By : Mauricio Iriarte Val
Date : October 15 2020, 08:10 PM
To fix the issue you can do Either change the number of partitions of your input topic "data_in" to 1 partition or use a GlobalKtable to get data from all partitions in the topic and then you can join your stream with it. With that, your apps instances no longer have to be in different consumer group.
The code will look like this :
code :
private GlobalKTable<String, theDataList> globalStream() {

   // KStream of records from data-in topic using String and theDataSerde deserializers
  KStream<String, Data> trashStream = getBuilder().stream("data_in", Consumed.with(Serdes.String(), SerDes.theDataSerde));

  thrashStream.to("new_data_in"); // by sending to an other topic you're forcing a repartition on that topic

  KStream<String, Data> newTrashStream = getBuilder().stream("new_data_in", Consumed.with(Serdes.String(), SerDes.theDataSerde));

  // Apply an aggregation operation on the original KStream records using an intermediate representation of a KStream (KGroupedStream)
  KGroupedStream<String, Data> KGS = newTrashStream.groupByKey();

  Materialized<String, theDataList, KeyValueStore<Bytes, byte[]>> materialized = Materialized.as("agg-stream-store");
  materialized = materialized.withValueSerde(SerDes.theDataDataListSerde);

// Return a KTable
  KGS.aggregate(() -> new theDataList(), (key, value, aggregate) -> {
      if (!value.getValideData())
          aggregate.getList().removeIf((t) -> t.getTimestamp() <= value.getTimestamp());
      return aggregate;
  }, materialized)

  return getBuilder().globalTable("agg_data_in");

Kafka Streams - kafka-streams-application-reset.sh sending wrong API version

By : Tacti_Steve
Date : March 29 2020, 07:55 AM
this one helps. Kafka Streams is based on version 0.10 and does not work for 0.9.
The same is true for bin/kafka-streams-application-reset tool. It uses a 0.10 KafkaClient internally and requires a 0.10 broker.

Kafka Streams - Is it possible to run remote interactive queries without a local Kafka Streams instance

By : specops872
Date : March 29 2020, 07:55 AM
like below fixes the issue Is it possible to find the host/value pairs for all running instances of an application without also running a local Kafka Streams instance in the same consumer group? (I highlight running because I don't mind instantiating a dummy instance of the Kafka Streams app just to get the host/port meta data, but there is a validateRunning check that prevents me from doing so)
Why don't you add a new REST API method to your (first) Kafka Streams application that exposes the currently active host/port pairs to your second app? The app instances would be of course have this information readily available.

How does Kafka Streams allocate partitions?

By : Confused SQL User
Date : March 29 2020, 07:55 AM
this one helps. KTables are sharded according to the input partitions. Thus, similar to a KStream, each instance will get one topic-partition assigned and materialize this topic-partition as shard of the KTable. Kafka Streams make sure, that topic partitions of different topic are co-located, ie, one instance will get assigned topic-1 partition-0 and topic-2 partition-0 (and so forth).
If topic-2 has no key set, data will be randomly distributed in the topic. For this case, you can use a GlobalKTable instead. A GlobalKTable is a full replication of all partitions per instance. If you do a KStream-GlobalKTable-join, you can specify a "mapper" that extracts the join attribute from the table (ie, you can extract the join attribute from the value).

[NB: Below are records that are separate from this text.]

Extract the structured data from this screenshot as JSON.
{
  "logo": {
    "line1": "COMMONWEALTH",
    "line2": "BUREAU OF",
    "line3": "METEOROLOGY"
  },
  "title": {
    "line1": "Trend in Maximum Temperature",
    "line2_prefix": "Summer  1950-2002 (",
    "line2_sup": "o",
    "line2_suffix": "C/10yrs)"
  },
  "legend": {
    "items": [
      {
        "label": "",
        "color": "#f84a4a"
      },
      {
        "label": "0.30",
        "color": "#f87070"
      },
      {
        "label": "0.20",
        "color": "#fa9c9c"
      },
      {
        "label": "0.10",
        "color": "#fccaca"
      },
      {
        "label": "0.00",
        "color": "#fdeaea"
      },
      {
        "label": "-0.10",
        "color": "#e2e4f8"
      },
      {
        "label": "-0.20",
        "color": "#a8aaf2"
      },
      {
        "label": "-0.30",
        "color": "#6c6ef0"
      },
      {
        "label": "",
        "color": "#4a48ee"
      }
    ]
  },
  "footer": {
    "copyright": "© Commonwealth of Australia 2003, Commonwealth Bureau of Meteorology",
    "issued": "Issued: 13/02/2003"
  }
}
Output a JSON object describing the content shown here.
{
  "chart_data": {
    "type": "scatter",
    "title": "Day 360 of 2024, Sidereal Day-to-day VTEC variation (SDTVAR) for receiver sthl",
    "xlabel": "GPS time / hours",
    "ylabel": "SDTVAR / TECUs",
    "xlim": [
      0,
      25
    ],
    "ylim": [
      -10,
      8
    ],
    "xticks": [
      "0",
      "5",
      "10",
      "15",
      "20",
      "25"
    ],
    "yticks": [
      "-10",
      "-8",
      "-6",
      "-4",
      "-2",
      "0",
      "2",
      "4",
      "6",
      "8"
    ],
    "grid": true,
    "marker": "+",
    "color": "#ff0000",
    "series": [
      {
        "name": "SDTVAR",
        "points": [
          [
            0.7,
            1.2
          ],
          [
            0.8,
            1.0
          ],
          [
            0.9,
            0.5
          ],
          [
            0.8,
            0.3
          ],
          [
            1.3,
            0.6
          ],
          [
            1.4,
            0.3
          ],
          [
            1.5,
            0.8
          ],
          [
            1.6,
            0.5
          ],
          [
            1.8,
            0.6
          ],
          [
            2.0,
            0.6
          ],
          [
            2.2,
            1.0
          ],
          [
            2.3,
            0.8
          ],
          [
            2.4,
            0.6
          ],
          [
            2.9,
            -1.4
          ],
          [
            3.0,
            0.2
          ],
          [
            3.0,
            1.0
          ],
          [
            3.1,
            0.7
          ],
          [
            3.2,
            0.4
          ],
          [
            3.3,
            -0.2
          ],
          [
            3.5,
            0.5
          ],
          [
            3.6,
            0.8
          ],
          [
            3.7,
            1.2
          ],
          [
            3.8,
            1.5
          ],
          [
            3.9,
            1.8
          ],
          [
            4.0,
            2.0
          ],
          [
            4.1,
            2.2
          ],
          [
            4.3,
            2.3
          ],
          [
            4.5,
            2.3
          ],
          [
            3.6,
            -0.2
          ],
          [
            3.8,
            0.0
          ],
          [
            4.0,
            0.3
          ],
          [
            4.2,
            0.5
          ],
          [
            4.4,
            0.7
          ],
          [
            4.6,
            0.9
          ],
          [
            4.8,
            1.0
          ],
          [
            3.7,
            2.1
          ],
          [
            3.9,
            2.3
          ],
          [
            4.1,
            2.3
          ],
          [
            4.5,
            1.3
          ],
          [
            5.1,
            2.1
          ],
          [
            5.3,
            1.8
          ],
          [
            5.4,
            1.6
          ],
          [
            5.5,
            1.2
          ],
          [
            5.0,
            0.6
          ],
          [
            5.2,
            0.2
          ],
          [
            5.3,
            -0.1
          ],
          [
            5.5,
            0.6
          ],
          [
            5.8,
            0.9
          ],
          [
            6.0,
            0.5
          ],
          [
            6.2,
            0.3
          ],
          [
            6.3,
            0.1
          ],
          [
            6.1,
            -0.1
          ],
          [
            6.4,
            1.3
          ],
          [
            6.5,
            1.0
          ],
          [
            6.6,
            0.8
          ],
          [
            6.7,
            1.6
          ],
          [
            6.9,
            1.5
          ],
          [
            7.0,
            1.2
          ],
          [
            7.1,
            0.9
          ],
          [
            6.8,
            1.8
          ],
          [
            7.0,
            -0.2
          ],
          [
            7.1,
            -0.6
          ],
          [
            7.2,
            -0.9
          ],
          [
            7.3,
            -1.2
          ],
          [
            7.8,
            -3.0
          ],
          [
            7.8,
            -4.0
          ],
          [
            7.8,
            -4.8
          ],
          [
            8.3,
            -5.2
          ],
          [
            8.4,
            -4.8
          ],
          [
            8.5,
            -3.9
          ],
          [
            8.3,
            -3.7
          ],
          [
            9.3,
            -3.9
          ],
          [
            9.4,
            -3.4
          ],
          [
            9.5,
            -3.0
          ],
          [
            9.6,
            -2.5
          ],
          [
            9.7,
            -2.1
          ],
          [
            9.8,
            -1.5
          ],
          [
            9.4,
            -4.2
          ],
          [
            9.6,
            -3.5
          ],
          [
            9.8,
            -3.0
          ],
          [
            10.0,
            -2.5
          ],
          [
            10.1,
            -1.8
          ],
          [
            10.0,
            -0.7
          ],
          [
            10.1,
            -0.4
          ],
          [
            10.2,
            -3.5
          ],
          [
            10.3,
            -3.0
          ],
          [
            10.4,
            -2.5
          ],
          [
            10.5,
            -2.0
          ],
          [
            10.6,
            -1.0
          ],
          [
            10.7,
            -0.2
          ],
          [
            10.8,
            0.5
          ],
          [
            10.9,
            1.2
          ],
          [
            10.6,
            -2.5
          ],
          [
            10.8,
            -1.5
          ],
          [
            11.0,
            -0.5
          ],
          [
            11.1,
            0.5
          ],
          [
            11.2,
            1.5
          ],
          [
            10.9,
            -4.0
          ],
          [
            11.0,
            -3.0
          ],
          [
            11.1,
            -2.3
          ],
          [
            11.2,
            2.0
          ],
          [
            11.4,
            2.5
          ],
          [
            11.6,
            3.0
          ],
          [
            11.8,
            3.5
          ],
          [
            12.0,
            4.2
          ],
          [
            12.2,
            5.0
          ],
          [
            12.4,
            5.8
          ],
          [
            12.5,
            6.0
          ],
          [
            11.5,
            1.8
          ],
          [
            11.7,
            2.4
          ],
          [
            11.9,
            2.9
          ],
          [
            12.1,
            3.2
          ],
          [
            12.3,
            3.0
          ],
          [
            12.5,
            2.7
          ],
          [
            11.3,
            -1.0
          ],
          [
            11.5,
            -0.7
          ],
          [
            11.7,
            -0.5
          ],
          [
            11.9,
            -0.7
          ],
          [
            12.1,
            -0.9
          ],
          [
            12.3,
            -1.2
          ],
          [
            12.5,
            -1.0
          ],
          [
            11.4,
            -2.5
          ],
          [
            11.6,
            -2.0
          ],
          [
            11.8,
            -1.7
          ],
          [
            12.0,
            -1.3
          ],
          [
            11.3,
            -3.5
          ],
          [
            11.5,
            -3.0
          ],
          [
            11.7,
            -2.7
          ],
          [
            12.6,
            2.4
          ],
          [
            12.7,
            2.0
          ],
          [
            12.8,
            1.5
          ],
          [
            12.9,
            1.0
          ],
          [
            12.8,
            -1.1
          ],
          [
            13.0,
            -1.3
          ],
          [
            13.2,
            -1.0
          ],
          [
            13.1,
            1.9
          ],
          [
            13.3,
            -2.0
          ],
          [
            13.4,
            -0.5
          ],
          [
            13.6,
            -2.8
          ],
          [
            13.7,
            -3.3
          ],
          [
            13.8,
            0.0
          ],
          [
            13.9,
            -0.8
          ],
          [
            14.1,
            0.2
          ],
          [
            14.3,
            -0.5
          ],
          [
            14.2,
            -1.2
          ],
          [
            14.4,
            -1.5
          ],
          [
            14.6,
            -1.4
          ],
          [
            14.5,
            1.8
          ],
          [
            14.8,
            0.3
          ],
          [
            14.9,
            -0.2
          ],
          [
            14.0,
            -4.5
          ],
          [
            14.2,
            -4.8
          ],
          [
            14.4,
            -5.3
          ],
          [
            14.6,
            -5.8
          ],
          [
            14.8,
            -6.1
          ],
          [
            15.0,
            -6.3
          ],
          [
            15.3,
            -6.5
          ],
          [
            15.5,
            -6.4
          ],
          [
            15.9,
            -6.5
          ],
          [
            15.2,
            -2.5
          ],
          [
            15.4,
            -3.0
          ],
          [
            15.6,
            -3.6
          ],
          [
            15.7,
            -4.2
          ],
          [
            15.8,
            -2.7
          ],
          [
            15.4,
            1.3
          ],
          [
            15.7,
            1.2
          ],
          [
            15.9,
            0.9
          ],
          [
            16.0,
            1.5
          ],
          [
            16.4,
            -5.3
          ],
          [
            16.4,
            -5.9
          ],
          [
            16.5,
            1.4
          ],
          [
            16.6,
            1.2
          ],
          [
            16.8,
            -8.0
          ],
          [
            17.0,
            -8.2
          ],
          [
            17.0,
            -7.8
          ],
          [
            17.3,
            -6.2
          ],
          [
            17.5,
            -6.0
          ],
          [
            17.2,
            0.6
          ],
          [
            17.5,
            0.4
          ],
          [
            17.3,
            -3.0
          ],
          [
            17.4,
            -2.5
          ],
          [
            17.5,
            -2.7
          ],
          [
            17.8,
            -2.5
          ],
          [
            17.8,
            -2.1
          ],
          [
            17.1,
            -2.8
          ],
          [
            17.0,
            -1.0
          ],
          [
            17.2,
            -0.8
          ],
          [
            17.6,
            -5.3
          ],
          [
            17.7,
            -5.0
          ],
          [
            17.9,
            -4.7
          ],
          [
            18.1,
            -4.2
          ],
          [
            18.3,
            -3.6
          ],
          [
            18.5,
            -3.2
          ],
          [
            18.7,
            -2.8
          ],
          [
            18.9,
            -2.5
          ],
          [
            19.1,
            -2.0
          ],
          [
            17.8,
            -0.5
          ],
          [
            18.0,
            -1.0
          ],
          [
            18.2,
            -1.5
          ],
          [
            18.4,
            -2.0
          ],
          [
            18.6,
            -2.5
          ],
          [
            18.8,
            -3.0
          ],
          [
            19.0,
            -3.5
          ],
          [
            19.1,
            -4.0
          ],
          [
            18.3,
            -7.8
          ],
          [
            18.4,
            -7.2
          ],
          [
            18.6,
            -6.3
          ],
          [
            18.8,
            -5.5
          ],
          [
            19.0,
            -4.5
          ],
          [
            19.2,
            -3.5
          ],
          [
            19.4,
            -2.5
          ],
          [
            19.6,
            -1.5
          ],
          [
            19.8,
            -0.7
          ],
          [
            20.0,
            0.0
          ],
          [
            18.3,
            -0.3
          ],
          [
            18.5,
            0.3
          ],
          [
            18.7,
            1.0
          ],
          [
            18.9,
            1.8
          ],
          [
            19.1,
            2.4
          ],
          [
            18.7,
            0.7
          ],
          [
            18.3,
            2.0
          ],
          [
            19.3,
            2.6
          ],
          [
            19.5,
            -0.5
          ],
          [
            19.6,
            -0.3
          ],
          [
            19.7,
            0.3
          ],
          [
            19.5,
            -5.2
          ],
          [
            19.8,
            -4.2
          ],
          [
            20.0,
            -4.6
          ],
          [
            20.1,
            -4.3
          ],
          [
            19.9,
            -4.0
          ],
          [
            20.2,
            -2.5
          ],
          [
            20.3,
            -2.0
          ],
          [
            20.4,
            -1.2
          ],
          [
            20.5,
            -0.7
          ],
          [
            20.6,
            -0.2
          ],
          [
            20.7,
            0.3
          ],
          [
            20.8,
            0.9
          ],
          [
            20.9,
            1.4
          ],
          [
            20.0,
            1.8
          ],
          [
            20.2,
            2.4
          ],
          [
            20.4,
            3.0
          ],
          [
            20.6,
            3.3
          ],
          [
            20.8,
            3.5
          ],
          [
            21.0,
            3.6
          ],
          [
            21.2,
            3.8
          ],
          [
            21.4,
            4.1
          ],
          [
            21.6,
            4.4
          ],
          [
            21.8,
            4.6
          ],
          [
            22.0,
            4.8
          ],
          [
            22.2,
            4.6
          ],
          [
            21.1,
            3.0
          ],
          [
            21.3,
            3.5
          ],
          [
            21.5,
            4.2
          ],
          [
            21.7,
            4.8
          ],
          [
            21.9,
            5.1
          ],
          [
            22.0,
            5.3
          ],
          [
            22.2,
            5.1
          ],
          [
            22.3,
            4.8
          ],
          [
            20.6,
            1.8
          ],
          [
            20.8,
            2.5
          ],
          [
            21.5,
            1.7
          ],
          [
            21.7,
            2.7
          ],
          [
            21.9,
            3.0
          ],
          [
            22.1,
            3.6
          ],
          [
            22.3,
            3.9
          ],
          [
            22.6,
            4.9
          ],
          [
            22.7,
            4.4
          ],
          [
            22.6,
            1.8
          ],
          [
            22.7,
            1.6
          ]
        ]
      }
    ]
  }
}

Kafka Streams: Internal topic partitions

By : user1460025
Date : March 29 2020, 07:55 AM
will be helpful for those in need Kafka Streams will create the topic for you. And yes, it will create it with the same number of partitions as your input topic. During startup, Kafka Streams also checks if the topic has the expected number of partitions and fails if not.
The internal topic is basically a regular topic as any other and you can change the number of partitions via command line tools like for any other topic. However, this should never be required. Also note, that dropping/adding partitions, will mess up your state.

Can we lose messages in Kafka Streams if we add new partitions?

By : Alphanumerics
Date : March 29 2020, 07:55 AM
should help you out You won't loose data, however, depending on your application, adding partitions might not supported and will break your application.
You can add partitions only, if you application is stateless. If your application is stateful, your application will most likely break and die with an exception.